CBT was developed in the middle of the 20th century and is widely regarded as the most effective psychotherapy available for many mental health problems. There are thousands of research studies demonstrating the effectiveness of this treatment for many different treatment targets in many populations. Standard CBT has also been adapted and modified to better fit specific mental health problems (e.g., depression, panic disorder, PTSD) or specific members of the population (e.g., older adults, veterans). In addition, “third wave” CBT is another group of treatments that is foundationally similar to CBT but has some important differences including an emphasis on mindfulness and acceptance. More information on these specific treatments is available from our providers.
What should I expect at my first therapy session?

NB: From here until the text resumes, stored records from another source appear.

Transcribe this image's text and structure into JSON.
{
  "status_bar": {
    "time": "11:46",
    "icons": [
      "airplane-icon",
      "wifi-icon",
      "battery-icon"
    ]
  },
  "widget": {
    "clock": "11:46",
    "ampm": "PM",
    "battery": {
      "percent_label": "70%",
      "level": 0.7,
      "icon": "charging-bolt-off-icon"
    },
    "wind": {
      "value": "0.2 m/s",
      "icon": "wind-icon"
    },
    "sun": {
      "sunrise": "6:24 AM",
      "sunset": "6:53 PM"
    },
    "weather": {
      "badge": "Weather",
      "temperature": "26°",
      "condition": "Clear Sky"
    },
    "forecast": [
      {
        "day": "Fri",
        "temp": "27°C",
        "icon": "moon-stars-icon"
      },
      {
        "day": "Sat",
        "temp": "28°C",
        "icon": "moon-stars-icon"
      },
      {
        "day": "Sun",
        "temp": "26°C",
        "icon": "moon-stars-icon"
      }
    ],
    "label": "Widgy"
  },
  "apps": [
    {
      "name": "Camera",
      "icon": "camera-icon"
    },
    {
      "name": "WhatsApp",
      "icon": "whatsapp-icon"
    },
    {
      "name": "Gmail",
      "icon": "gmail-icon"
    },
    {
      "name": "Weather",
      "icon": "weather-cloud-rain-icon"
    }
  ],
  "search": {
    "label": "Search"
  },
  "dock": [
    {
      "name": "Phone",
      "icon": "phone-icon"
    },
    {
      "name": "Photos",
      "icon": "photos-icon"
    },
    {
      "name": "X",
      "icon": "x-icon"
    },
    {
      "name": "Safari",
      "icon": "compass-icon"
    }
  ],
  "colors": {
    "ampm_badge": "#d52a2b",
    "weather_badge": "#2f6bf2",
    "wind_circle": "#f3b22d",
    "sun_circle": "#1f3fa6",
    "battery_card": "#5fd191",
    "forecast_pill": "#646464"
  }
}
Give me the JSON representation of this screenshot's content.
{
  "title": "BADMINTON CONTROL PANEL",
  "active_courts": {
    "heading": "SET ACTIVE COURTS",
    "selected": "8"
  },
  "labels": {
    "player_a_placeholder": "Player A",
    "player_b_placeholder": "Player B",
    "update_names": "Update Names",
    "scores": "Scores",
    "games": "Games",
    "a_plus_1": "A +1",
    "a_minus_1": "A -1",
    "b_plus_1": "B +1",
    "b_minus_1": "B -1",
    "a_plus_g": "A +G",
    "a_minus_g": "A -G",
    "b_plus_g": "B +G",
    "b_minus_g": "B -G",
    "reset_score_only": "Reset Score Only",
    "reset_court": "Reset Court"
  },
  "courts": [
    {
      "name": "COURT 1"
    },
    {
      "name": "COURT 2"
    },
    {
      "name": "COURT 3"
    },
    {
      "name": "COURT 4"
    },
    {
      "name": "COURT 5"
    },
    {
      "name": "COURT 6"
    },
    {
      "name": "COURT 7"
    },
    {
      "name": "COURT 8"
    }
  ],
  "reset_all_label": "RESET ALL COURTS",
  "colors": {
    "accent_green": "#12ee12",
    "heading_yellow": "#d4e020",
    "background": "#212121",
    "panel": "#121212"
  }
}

At your first meeting, we will review your completed paperwork and go over our policies and informed consent for participation in services. We will also begin an intake assessment to get a better understanding of why you are seeking therapy, your current functioning, background, and treatment goals. Together, we use this information to collaborate to create an individualized treatment plan that is tailored to your specific needs and goals. Overall, it is typical for the initial intake and treatment planning process to take between one and three sessions.
Is therapy right for me?
Therapy can be helpful for many people and can result in meaningful and lasting improvements in many areas of life. We have had the privilege of watching individuals in therapy make tremendous change and achieve their goals. We also believe that therapy has to occur at the right time, meaning that individuals must have motivation for participation in the process. Therapy requires effort in and out of session, and individuals will see the best results if they are willing to prioritize the process like one would when trying to learn any new skill. We are able to help individuals determine their current level of motivation and can also help them increase motivation.
Healing takes courage, and we all have courage, even if we have to dig a little to find it.